Remember Sarah Palin and death panels? Swift Vets going after Kerry? Bush and Cheney and weapons of mass destruction? Clinton having Vince Foster shot? Oh, and climate change being a coordinated global hoax? The increasing radicalization and insularity of the conservative movement over the past several decades has made it, in Norman Ornstein and Thomas Mann's words, "unmoved by conventional understanding of facts, evidence and science."
Of course, all politicians bend the truth, and Democrats do it too. But the parties are not symmetrical in this regard. There is simply nothing on the left like the phenomenon of numerous elected politicians and a third of Republicans believing that Obama is training troops in Jade Helm for a coup. That is wackadoodle, Alex Jones–level stuff, and it isroutine on the right. The other day Ted Cruz speculated, based on a clerical error hyped by a far-right blog, that the Planned Parenthood shooter is a "transgendered leftist activist." It was wildly irresponsible, but it barely qualified as the most outrageous howler of the day.
Donald Trump's nonsense is not appreciably more nonsensical than much of what circulates in right-wing media every day, the same right-wing media Beltway reporters have been treating with kid gloves for years. Why do his lies rankle so?
Right...lie about weapons of mass destruction in Iraq and you get re-elected, but lie about grain storage in ancient pyramids and they'll crucify you. As for "why do [Trump's] lies rankle so?"...it's complicated. Roberts notes, as other have before him, that the media's role as a "gate-keeper" and as a sanctioner of lies has collapsed under the Trump onslaught. The brilliance of the billionaire's leveraged buyout of the GOP is that it's built on the 25 percent of the minority party -- thus, maybe 8-10 percent of the nation, max -- that doesn't believe a word in the lamestream media.

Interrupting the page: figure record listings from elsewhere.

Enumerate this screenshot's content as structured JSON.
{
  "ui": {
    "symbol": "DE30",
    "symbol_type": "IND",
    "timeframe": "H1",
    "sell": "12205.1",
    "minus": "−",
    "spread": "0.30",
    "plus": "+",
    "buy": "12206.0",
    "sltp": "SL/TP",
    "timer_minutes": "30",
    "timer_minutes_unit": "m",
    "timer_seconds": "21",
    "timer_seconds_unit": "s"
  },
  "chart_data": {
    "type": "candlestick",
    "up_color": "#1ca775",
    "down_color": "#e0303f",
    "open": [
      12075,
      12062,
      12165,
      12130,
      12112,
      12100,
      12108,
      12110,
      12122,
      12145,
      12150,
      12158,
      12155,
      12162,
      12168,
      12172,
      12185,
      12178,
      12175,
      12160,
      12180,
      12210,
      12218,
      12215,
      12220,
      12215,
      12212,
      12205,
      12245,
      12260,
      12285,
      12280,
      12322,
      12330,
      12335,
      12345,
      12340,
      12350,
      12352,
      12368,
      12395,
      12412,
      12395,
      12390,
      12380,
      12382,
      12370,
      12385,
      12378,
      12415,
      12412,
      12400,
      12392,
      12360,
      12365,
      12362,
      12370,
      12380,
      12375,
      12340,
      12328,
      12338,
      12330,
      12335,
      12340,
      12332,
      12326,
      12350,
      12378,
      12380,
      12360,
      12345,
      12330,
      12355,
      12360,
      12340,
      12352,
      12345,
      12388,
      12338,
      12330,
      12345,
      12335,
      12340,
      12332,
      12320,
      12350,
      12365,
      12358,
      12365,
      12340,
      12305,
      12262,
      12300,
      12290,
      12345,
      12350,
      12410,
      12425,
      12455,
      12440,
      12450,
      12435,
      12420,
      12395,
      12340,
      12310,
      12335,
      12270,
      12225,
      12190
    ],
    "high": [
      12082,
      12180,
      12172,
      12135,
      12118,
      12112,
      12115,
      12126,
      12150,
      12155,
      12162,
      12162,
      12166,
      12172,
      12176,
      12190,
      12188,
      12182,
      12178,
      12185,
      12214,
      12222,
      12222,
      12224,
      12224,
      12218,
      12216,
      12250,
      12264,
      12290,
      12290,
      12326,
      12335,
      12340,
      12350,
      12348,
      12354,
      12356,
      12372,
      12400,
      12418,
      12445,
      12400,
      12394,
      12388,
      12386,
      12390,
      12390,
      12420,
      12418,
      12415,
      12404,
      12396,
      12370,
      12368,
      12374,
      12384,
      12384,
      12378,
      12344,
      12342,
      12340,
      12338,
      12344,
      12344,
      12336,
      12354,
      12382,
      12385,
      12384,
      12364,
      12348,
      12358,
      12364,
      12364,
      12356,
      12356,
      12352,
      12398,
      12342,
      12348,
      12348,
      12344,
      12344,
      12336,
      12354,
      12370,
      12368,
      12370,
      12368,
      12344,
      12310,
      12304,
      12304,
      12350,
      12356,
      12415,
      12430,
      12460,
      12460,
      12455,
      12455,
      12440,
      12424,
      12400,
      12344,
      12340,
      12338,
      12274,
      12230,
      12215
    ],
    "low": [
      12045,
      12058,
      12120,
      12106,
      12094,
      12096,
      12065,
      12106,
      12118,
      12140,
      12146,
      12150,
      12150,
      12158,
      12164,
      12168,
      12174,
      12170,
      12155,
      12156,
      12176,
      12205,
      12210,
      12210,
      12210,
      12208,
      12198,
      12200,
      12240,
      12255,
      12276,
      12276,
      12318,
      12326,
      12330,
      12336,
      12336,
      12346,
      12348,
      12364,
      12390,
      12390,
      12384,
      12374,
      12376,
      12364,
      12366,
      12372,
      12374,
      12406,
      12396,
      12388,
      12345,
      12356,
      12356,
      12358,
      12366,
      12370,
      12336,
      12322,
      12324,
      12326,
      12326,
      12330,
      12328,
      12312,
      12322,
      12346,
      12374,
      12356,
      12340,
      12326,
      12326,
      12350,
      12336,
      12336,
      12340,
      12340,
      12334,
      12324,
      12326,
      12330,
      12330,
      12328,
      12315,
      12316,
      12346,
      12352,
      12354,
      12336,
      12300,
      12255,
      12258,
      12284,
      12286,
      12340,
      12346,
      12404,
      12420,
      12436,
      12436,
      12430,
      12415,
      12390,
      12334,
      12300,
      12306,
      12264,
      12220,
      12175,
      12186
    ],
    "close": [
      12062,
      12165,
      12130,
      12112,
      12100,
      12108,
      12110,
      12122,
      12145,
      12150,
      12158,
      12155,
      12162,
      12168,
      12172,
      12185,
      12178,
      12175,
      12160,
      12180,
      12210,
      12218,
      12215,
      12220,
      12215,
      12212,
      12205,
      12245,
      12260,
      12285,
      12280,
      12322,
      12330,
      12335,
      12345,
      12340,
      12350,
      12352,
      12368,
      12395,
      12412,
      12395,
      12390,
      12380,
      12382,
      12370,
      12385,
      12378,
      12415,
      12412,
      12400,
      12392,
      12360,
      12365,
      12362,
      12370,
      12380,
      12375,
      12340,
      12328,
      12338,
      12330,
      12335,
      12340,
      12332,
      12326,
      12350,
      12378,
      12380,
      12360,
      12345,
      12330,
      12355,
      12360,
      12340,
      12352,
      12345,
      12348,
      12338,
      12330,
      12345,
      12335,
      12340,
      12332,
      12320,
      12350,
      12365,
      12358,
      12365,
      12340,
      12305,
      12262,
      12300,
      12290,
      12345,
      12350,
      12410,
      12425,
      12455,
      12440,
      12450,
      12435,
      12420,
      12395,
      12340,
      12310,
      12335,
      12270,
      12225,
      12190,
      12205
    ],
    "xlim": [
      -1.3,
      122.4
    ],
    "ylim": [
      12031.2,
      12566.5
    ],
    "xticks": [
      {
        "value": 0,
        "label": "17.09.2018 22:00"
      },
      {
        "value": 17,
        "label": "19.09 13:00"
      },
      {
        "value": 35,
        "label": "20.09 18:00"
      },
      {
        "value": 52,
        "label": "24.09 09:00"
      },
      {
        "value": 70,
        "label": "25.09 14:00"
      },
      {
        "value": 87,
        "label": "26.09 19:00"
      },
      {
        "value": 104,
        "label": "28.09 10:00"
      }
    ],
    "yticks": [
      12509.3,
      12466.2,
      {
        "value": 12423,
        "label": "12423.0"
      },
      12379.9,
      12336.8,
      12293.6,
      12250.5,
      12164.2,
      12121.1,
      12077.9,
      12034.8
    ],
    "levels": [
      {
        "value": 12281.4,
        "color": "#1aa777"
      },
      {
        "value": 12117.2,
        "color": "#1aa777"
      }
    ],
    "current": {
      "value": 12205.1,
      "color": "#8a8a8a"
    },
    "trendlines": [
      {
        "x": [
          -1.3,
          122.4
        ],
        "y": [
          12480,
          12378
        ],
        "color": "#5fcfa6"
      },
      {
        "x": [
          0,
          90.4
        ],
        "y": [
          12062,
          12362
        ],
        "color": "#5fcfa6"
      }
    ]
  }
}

The conclusion by Roberts is brilliant, though -- that Trump has forced the major media to either a) give up and stop fact-checking the candidate, and admit that journalism doesn't have an important role to play or b) fight Trump's dishonesty at a new level, one that would forever trash antiquated (to me, at least) ideas about objectivity and balance.
I've given up pretending I know what's going to happen. It's possible that a savior will rise from the streets (Christie?....God help us) and that Trump melts. On the other hand, if Trump actually spends some of his billions to get his people to show up in Iowa and keeps his lead in New Hampshire, a flood of winner-take-all (i.e., 25 percent of the vote can get 100 percent of the delegates) primaries could give him the crown before the GOP bosses knew what hit them. And in the fall of 2016, if it's Trump v. Hillary, anything can happen.